Sevgili okuyucularım, 21. yüzyılda biz sözde Ermeni soykırımı ile uğraşırken o yıllarda gerçekte neler olduğunu ve neler yaşandığını, işin acı ve gerçek yönlerini pek bilmeyiz… Öğrenmek de istemeyiz çünkü yakın tarihimiz bizi hiç ilgilendirmez!
Oysa özellikle Birinci Dünya Savaşı Türkiye açısından çok ilginç bir dönemdir.
Müttefikimiz Almanya'nın peşine takılıp Mısır'ı, Orta Asya'daki Turan ülkesini fethetmeye kalkışan maceracıların ve onlardan önceki zavallı hasta adam Osmanlı'nın marifetlerini (!) bilmeyiz.
Savaş 1914 yılında başladı ve biz de balıklama daldık ve boyumuzu aşan işlere giriştik.
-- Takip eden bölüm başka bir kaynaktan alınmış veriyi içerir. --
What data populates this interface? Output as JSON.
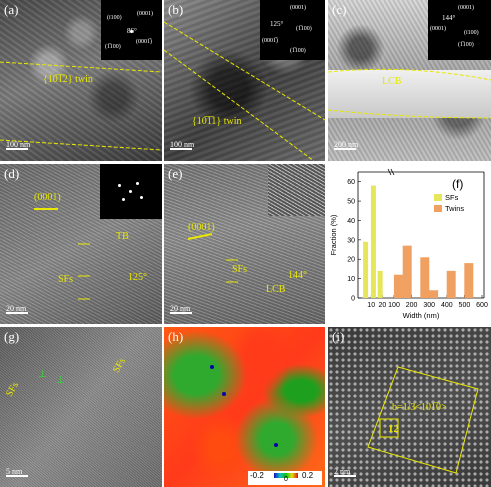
{
  "panels": {
    "a": {
      "label": "(a)",
      "scale": "100 nm",
      "twin": "{10̅1̅2} twin",
      "angle": "86°",
      "spots": [
        "(ī100)",
        "(0001)",
        "(1̅100)",
        "(0001̅)"
      ]
    },
    "b": {
      "label": "(b)",
      "scale": "100 nm",
      "twin": "{10̅1̅1} twin",
      "angle": "125°",
      "spots": [
        "(0001)",
        "(0001̅)",
        "(1̅100)",
        "(1̅100)"
      ]
    },
    "c": {
      "label": "(c)",
      "scale": "200 nm",
      "lcb": "LCB",
      "angle": "144°",
      "spots": [
        "(0001)",
        "(0001)",
        "(ī100)",
        "(1̅100)"
      ]
    },
    "d": {
      "label": "(d)",
      "scale": "20 nm",
      "plane": "(0001)",
      "tb": "TB",
      "sfs": "SFs",
      "angle": "125°"
    },
    "e": {
      "label": "(e)",
      "scale": "20 nm",
      "plane": "(0001)",
      "sfs": "SFs",
      "lcb": "LCB",
      "angle": "144°"
    },
    "g": {
      "label": "(g)",
      "scale": "5 nm",
      "sfs_left": "SFs",
      "sfs_right": "SFs"
    },
    "h": {
      "label": "(h)",
      "colorbar_min": "-0.2",
      "colorbar_mid": "0",
      "colorbar_max": "0.2"
    },
    "i": {
      "label": "(i)",
      "scale": "2 nm",
      "burgers": "b=1/3<101̅0>",
      "count": "12"
    }
  },
  "colors": {
    "annotation": "#e8e800",
    "sfs_bar": "#e6e65a",
    "twins_bar": "#f0a060"
  },
  "chart_data": {
    "type": "bar",
    "label": "(f)",
    "xlabel": "Width (nm)",
    "ylabel": "Fraction (%)",
    "ylim": [
      0,
      65
    ],
    "yticks": [
      0,
      10,
      20,
      30,
      40,
      50,
      60
    ],
    "xticks": [
      "10",
      "20",
      "100",
      "200",
      "300",
      "400",
      "500",
      "600"
    ],
    "series": [
      {
        "name": "SFs",
        "color": "#e6e65a",
        "x": [
          5,
          12,
          18
        ],
        "values": [
          29,
          58,
          14
        ]
      },
      {
        "name": "Twins",
        "color": "#f0a060",
        "x": [
          125,
          175,
          275,
          325,
          425,
          525
        ],
        "values": [
          12,
          27,
          21,
          4,
          14,
          18
        ]
      }
    ]
  }
}
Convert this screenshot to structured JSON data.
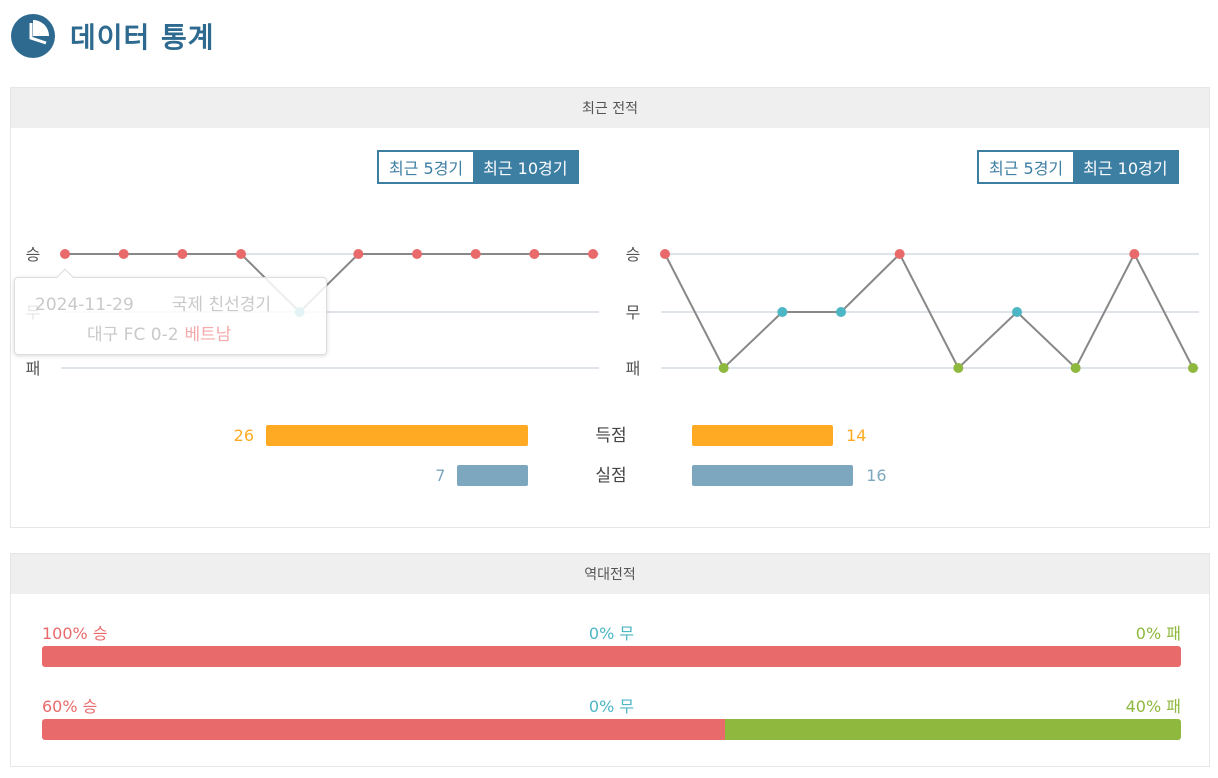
{
  "header": {
    "title": "데이터 통계",
    "icon": "pie-chart-icon"
  },
  "recent": {
    "section_title": "최근 전적",
    "toggle_left": {
      "opt5": "최근 5경기",
      "opt10": "최근 10경기",
      "active": "opt10"
    },
    "toggle_right": {
      "opt5": "최근 5경기",
      "opt10": "최근 10경기",
      "active": "opt10"
    },
    "result_labels": {
      "win": "승",
      "draw": "무",
      "loss": "패"
    },
    "tooltip": {
      "date": "2024-11-29",
      "competition": "국제 친선경기",
      "home": "대구 FC",
      "score": "0-2",
      "away": "베트남"
    },
    "stats": {
      "scored_label": "득점",
      "conceded_label": "실점",
      "left_scored": 26,
      "left_conceded": 7,
      "right_scored": 14,
      "right_conceded": 16
    }
  },
  "h2h": {
    "section_title": "역대전적",
    "rows": [
      {
        "win": "100% 승",
        "draw": "0% 무",
        "loss": "0% 패",
        "win_pct": 100,
        "draw_pct": 0,
        "loss_pct": 0
      },
      {
        "win": "60% 승",
        "draw": "0% 무",
        "loss": "40% 패",
        "win_pct": 60,
        "draw_pct": 0,
        "loss_pct": 40
      }
    ]
  },
  "colors": {
    "win": "#e96a6a",
    "draw": "#4db6c4",
    "loss": "#8fb83e",
    "scored": "#ffaa22",
    "conceded": "#7da7bf",
    "accent": "#3d7ea3"
  },
  "chart_data": [
    {
      "type": "line",
      "categories": [
        "승",
        "무",
        "패"
      ],
      "x": [
        1,
        2,
        3,
        4,
        5,
        6,
        7,
        8,
        9,
        10
      ],
      "values": [
        "승",
        "승",
        "승",
        "승",
        "무",
        "승",
        "승",
        "승",
        "승",
        "승"
      ]
    },
    {
      "type": "line",
      "categories": [
        "승",
        "무",
        "패"
      ],
      "x": [
        1,
        2,
        3,
        4,
        5,
        6,
        7,
        8,
        9,
        10
      ],
      "values": [
        "승",
        "패",
        "무",
        "무",
        "승",
        "패",
        "무",
        "패",
        "승",
        "패"
      ]
    },
    {
      "type": "bar",
      "categories": [
        "득점",
        "실점"
      ],
      "series": [
        {
          "values": [
            26,
            7
          ]
        },
        {
          "values": [
            14,
            16
          ]
        }
      ]
    }
  ]
}
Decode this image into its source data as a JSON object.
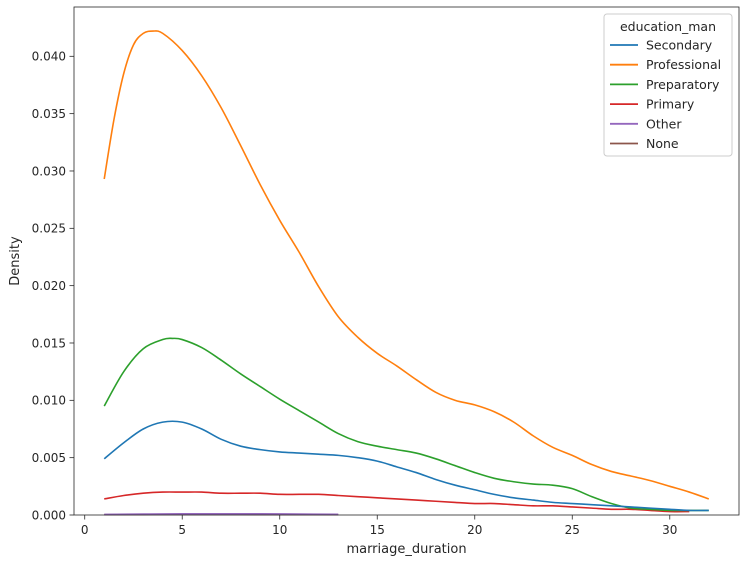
{
  "chart_data": {
    "type": "line",
    "title": "",
    "xlabel": "marriage_duration",
    "ylabel": "Density",
    "xlim": [
      -0.55,
      33.55
    ],
    "ylim": [
      0,
      0.0443
    ],
    "xticks": [
      0,
      5,
      10,
      15,
      20,
      25,
      30
    ],
    "xtick_labels": [
      "0",
      "5",
      "10",
      "15",
      "20",
      "25",
      "30"
    ],
    "yticks": [
      0,
      0.005,
      0.01,
      0.015,
      0.02,
      0.025,
      0.03,
      0.035,
      0.04
    ],
    "ytick_labels": [
      "0.000",
      "0.005",
      "0.010",
      "0.015",
      "0.020",
      "0.025",
      "0.030",
      "0.035",
      "0.040"
    ],
    "grid": false,
    "legend": {
      "title": "education_man",
      "placement": "top-right"
    },
    "series": [
      {
        "name": "Secondary",
        "color": "#1f77b4",
        "x": [
          1,
          2,
          3,
          4,
          5,
          6,
          7,
          8,
          9,
          10,
          11,
          12,
          13,
          14,
          15,
          16,
          17,
          18,
          19,
          20,
          21,
          22,
          23,
          24,
          25,
          26,
          27,
          28,
          29,
          30,
          31,
          32
        ],
        "y": [
          0.0049,
          0.0063,
          0.0075,
          0.0081,
          0.0081,
          0.0075,
          0.0066,
          0.006,
          0.0057,
          0.0055,
          0.0054,
          0.0053,
          0.0052,
          0.005,
          0.0047,
          0.0042,
          0.0037,
          0.0031,
          0.0026,
          0.0022,
          0.0018,
          0.0015,
          0.0013,
          0.0011,
          0.001,
          0.0009,
          0.0008,
          0.0007,
          0.0006,
          0.0005,
          0.0004,
          0.0004
        ]
      },
      {
        "name": "Professional",
        "color": "#ff7f0e",
        "x": [
          1,
          1.5,
          2,
          2.5,
          3,
          3.5,
          4,
          5,
          6,
          7,
          8,
          9,
          10,
          11,
          12,
          13,
          14,
          15,
          16,
          17,
          18,
          19,
          20,
          21,
          22,
          23,
          24,
          25,
          26,
          27,
          28,
          29,
          30,
          31,
          32
        ],
        "y": [
          0.0293,
          0.0345,
          0.0385,
          0.041,
          0.042,
          0.0422,
          0.042,
          0.0405,
          0.0383,
          0.0355,
          0.0322,
          0.0288,
          0.0257,
          0.0229,
          0.0199,
          0.0173,
          0.0155,
          0.0141,
          0.013,
          0.0118,
          0.0107,
          0.01,
          0.0096,
          0.009,
          0.0081,
          0.0069,
          0.0059,
          0.0052,
          0.0044,
          0.0038,
          0.0034,
          0.003,
          0.0025,
          0.002,
          0.0014
        ]
      },
      {
        "name": "Preparatory",
        "color": "#2ca02c",
        "x": [
          1,
          2,
          3,
          4,
          4.5,
          5,
          6,
          7,
          8,
          9,
          10,
          11,
          12,
          13,
          14,
          15,
          16,
          17,
          18,
          19,
          20,
          21,
          22,
          23,
          24,
          25,
          26,
          27,
          28,
          29,
          30,
          31,
          32
        ],
        "y": [
          0.0095,
          0.0125,
          0.0145,
          0.0153,
          0.0154,
          0.0153,
          0.0146,
          0.0135,
          0.0123,
          0.0112,
          0.0101,
          0.0091,
          0.0081,
          0.0071,
          0.0064,
          0.006,
          0.0057,
          0.0054,
          0.0049,
          0.0043,
          0.0037,
          0.0032,
          0.0029,
          0.0027,
          0.0026,
          0.0023,
          0.0016,
          0.001,
          0.0006,
          0.0005,
          0.0004,
          0.0004,
          0.0004
        ]
      },
      {
        "name": "Primary",
        "color": "#d62728",
        "x": [
          1,
          2,
          3,
          4,
          5,
          6,
          7,
          8,
          9,
          10,
          11,
          12,
          13,
          14,
          15,
          16,
          17,
          18,
          19,
          20,
          21,
          22,
          23,
          24,
          25,
          26,
          27,
          28,
          29,
          30,
          31
        ],
        "y": [
          0.0014,
          0.0017,
          0.0019,
          0.002,
          0.002,
          0.002,
          0.0019,
          0.0019,
          0.0019,
          0.0018,
          0.0018,
          0.0018,
          0.0017,
          0.0016,
          0.0015,
          0.0014,
          0.0013,
          0.0012,
          0.0011,
          0.001,
          0.001,
          0.0009,
          0.0008,
          0.0008,
          0.0007,
          0.0006,
          0.0005,
          0.0005,
          0.0004,
          0.0003,
          0.0003
        ]
      },
      {
        "name": "Other",
        "color": "#9467bd",
        "x": [
          1,
          3,
          5,
          7,
          9,
          11,
          13
        ],
        "y": [
          5e-05,
          8e-05,
          0.0001,
          0.0001,
          0.0001,
          8e-05,
          6e-05
        ]
      },
      {
        "name": "None",
        "color": "#8c564b",
        "x": [
          1,
          3,
          5,
          7,
          9,
          11,
          13
        ],
        "y": [
          3e-05,
          4e-05,
          5e-05,
          5e-05,
          4e-05,
          4e-05,
          3e-05
        ]
      }
    ]
  }
}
Gücümüz kuvvetimiz yoktu. İki yıl önce Balkan Harbi'nden hezimetle çıkmıştık.
* * *
Hukuk fakültesi öğrencisi İsmail Hakkı Sunata 22 yaşında askere çağrıldı. Önce İzmir Buca, sonra Çanakkale, sonra Kafkas (Doğu Anadolu) cephesi ve en sonunda İran'a girip Ermenileri kovalayan ordumuzda dört yıl boyunca askerlik yaptı. Bütün bu cephelerde yaşadıklarını günü gününe not etti. Şimdi bu kitabı okuyorum:
“Gelibolu'dan Kafkaslara. Birinci Dünya Savaşı Anılarım.” (Türkiye İş Bankası Kültür Yayınları.)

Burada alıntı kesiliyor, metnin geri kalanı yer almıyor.